By funding I mean alumni and the school dump a lot of $ into the football program. I get it prep will pay to send their team out to California to play top teams on espn. What kid wouldn't want to play on espn. Img does recruit from all over the country and prep will be better then them next year IMO so what's that tell you. Prep grabs players from a pretty wide area. You yourself said how far prep students travel. They are one of the top teams in the entire country every year. Prep football is equivalent to Imhotep in basketball. They never have down years or will ever have to rebuild. They bring in top talent to replace top talent. Tulla do you think it's fair that prep participates in the Piaa playoffs and if so I would like to know why?
Is this an inquisition, as the question in your last sentence indicates?
The Prep has gone to Calif once--in 2016. They generally make one long trip a year, usually before classes begin. I really question whether any high school should be sending teams around the country over a few months to play a "national schedule." Less because of the impact on the players' academic development than because of its likely impact on their social and personal development.

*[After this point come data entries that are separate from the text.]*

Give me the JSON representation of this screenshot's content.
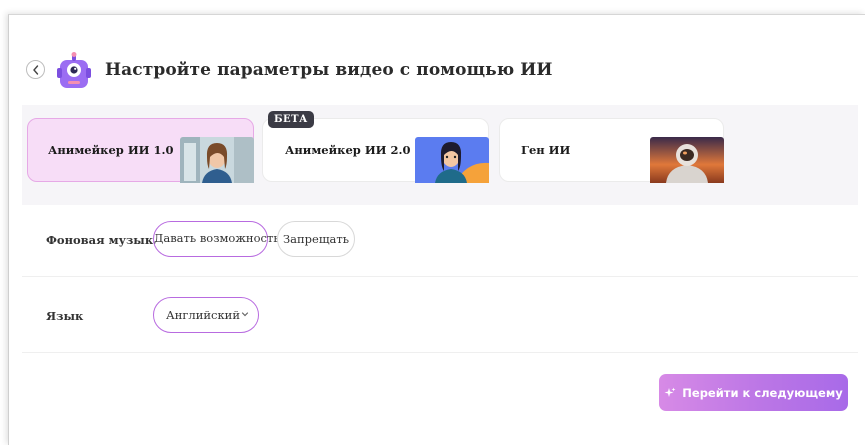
{
  "header": {
    "title": "Настройте параметры видео с помощью ИИ",
    "back_icon": "chevron-left-icon",
    "logo_icon": "robot-mascot-icon"
  },
  "models": [
    {
      "label": "Анимейкер ИИ 1.0",
      "selected": true,
      "thumb": "woman-in-office-thumbnail"
    },
    {
      "label": "Анимейкер ИИ 2.0",
      "selected": false,
      "badge": "БЕТА",
      "thumb": "cartoon-woman-thumbnail"
    },
    {
      "label": "Ген ИИ",
      "selected": false,
      "thumb": "astronaut-thumbnail"
    }
  ],
  "music": {
    "label": "Фоновая музыка",
    "options": [
      "Давать возможность",
      "Запрещать"
    ],
    "selected": "Давать возможность"
  },
  "language": {
    "label": "Язык",
    "value": "Английский",
    "icon": "chevron-down-icon"
  },
  "next_button": {
    "label": "Перейти к следующему",
    "icon": "sparkle-icon"
  },
  "colors": {
    "accent": "#b86be0",
    "selected_card_bg": "#f7ddf7",
    "button_gradient_start": "#d78ae6",
    "button_gradient_end": "#a86ae8",
    "badge_bg": "#3b3b45"
  }
}
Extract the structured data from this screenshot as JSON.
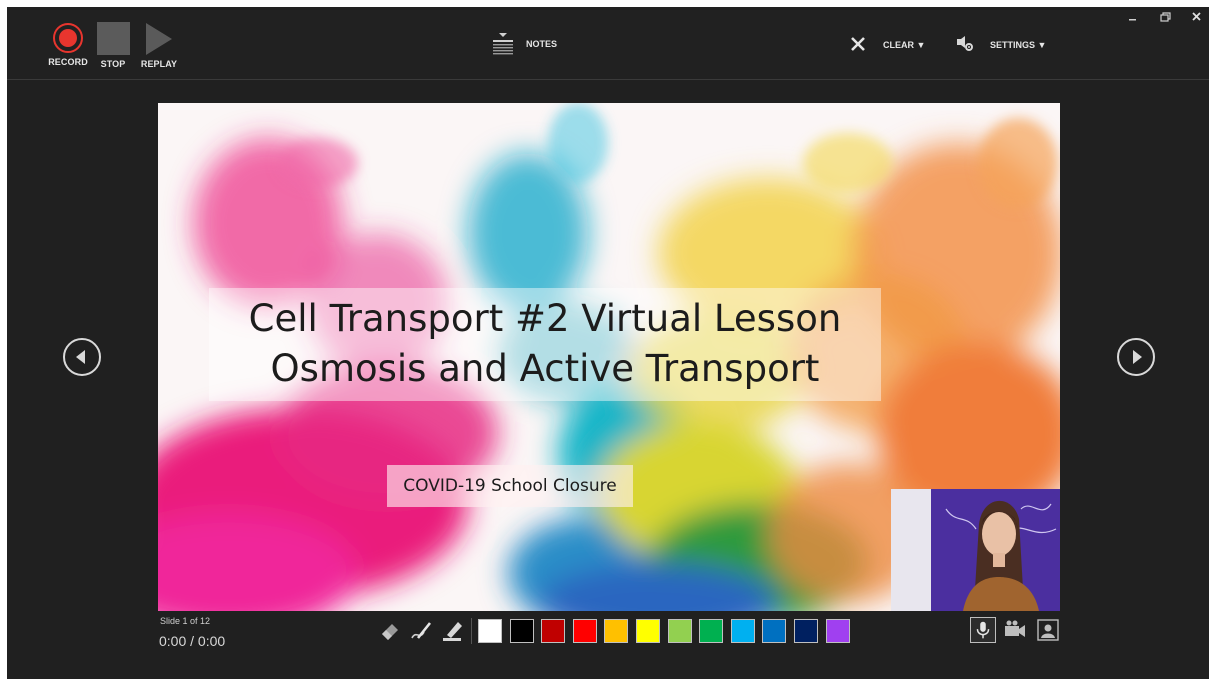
{
  "toolbar": {
    "record_label": "RECORD",
    "stop_label": "STOP",
    "replay_label": "REPLAY",
    "notes_label": "NOTES",
    "clear_label": "CLEAR ▼",
    "settings_label": "SETTINGS ▼"
  },
  "window_controls": [
    "minimize-icon",
    "restore-icon",
    "close-icon"
  ],
  "slide": {
    "title_line1": "Cell Transport #2 Virtual Lesson",
    "title_line2": "Osmosis and Active Transport",
    "subtitle": "COVID-19 School Closure"
  },
  "status": {
    "slide_count": "Slide 1 of 12",
    "timer": "0:00 / 0:00"
  },
  "ink_tools": [
    "eraser-icon",
    "pen-icon",
    "highlighter-icon"
  ],
  "colors": {
    "record_red": "#e8352e",
    "background": "#202020",
    "swatches": [
      "#ffffff",
      "#000000",
      "#c00000",
      "#ff0000",
      "#ffc000",
      "#ffff00",
      "#92d050",
      "#00b050",
      "#00b0f0",
      "#0070c0",
      "#002060",
      "#a040f0"
    ]
  },
  "media_controls": [
    "microphone-icon",
    "camera-icon",
    "camera-preview-icon"
  ]
}
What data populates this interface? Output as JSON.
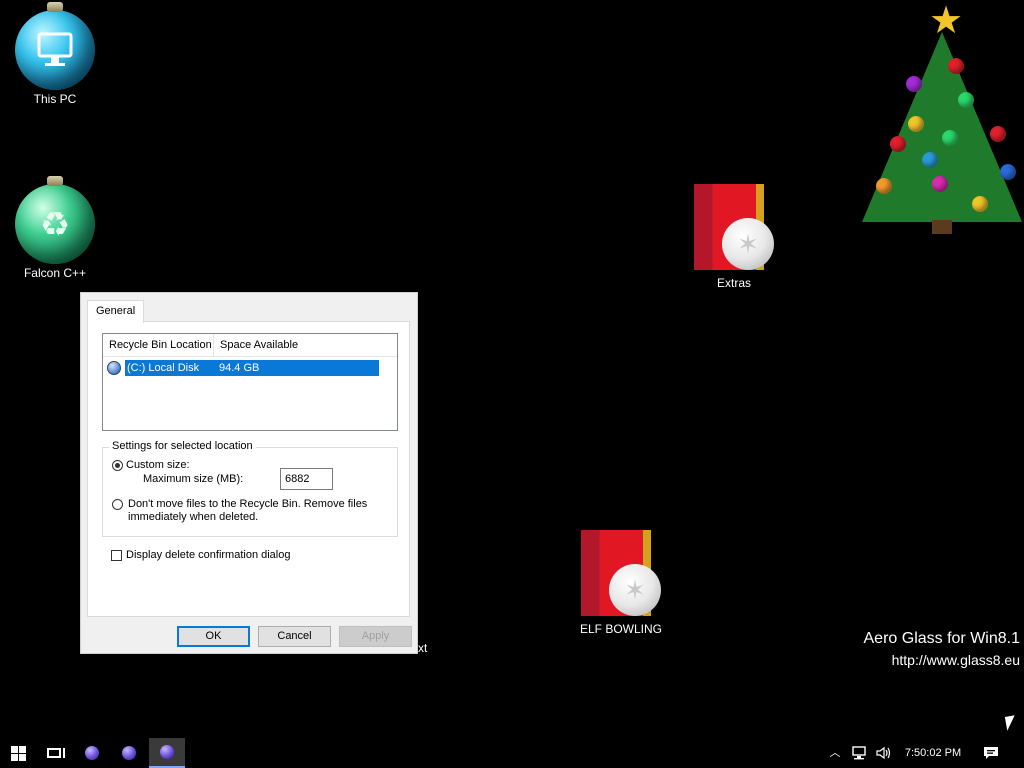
{
  "desktop": {
    "icons": [
      {
        "label": "This PC"
      },
      {
        "label": "Falcon C++"
      },
      {
        "label": "Extras"
      },
      {
        "label": "ELF BOWLING"
      }
    ],
    "partial_label": "xt",
    "watermark": {
      "line1": "Aero Glass for Win8.1",
      "line2": "http://www.glass8.eu"
    }
  },
  "dialog": {
    "tab": "General",
    "list": {
      "columns": [
        "Recycle Bin Location",
        "Space Available"
      ],
      "rows": [
        {
          "location": "(C:) Local Disk",
          "space": "94.4 GB",
          "selected": true
        }
      ]
    },
    "settings_group": "Settings for selected location",
    "custom_size_label": "Custom size:",
    "custom_size_selected": true,
    "max_size_label": "Maximum size (MB):",
    "max_size_value": "6882",
    "dont_move_label": "Don't move files to the Recycle Bin. Remove files immediately when deleted.",
    "confirm_label": "Display delete confirmation dialog",
    "confirm_checked": false,
    "buttons": {
      "ok": "OK",
      "cancel": "Cancel",
      "apply": "Apply"
    }
  },
  "taskbar": {
    "clock": "7:50:02 PM",
    "tray_icons": [
      "chevron-up-icon",
      "network-icon",
      "volume-icon",
      "action-center-icon"
    ]
  },
  "colors": {
    "desktop_bg": "#000000",
    "selection": "#0a78d7"
  }
}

It's not true that SJP has been "one of the top teams in the country every year." In 2013 and 2014 they lost three games each year. In 2015 they lost three regular season games and to LaSalle in the league championship. Yes, in 2016 they had a great team. In 2017 they lost to PR--by three TDs, I think. In 2018 they were very good but not one of the country's best. In 2019 they lost to IMG and Marietta--with McCord as QB. The Covid-year team (2020) was great in the six games they played. Last year they lost two regular season games (including one to Milton, a Georgia pubic school) and to ML in the championship. So the idea that they've been one of the top teams in the country in the great run they've had in the last 10 years is quite an exaggeration.
The Prep and the rest of the PCL joined the PIAA--at the PIAA's invitation--in 2008 when everyone knew that PCL schools were not boundary schools. I've seen some say that the PCL were supposed to take students only from their traditional "feeder schools" but LaSalle and SJP never had such schools and by 2008 the whole "feeder school" system within the Catholic education system in the Philly area was long gone. Everyone also knew that the Prep had always drawn a substantial number of students from Jersey. Yes, there are advantages to the Prep's ability to draw students from such a large and populous area, but the Prep--and the other PCL schools--also deal with disadvantages. So, yes, it's fair in the sense that the Prep plays within the rules. If the PIAA changes the rules, the Prep and the PCL will have to either abide by the new rules or leave.
But if I think of the players on the Harrisburg team--or the players on the Northeast, Parkland, and GV teams--I can certainly see how they might feel they're in a very unfair position playing against the Prep. Most of the Harrisburg and Northeast players, for instance, seemed to be going both ways, largely, I assume, because of low numbers. They may not have the opportunity to practice as much as the Prep players do. Maybe they have fewer coaches or less experienced or talented coaches. And their "natural talent level" may not match that of the Prep players (though again I would point to TEP, which everyone says has more talent than every team it plays).
So I would have been much happier to see a much better Harrisburg team and a closer game last night. And again I would ask if anyone thinks the Harrisburg team last night was
anywhere close to the ML team last year or the PR teams of 2014 and 2017, to the PCC teams of 2013, 2016, and 2019, to the Coatesville teams of 2017 and 2018, to the North Penn team of 2016, to the Neshaminy team of 2013, to the Parkland teams of 2014 and 2015, etc. That's not a knock against the kids on Harrisburg or their coaches but a comment on the quality of 6A football in PA this year.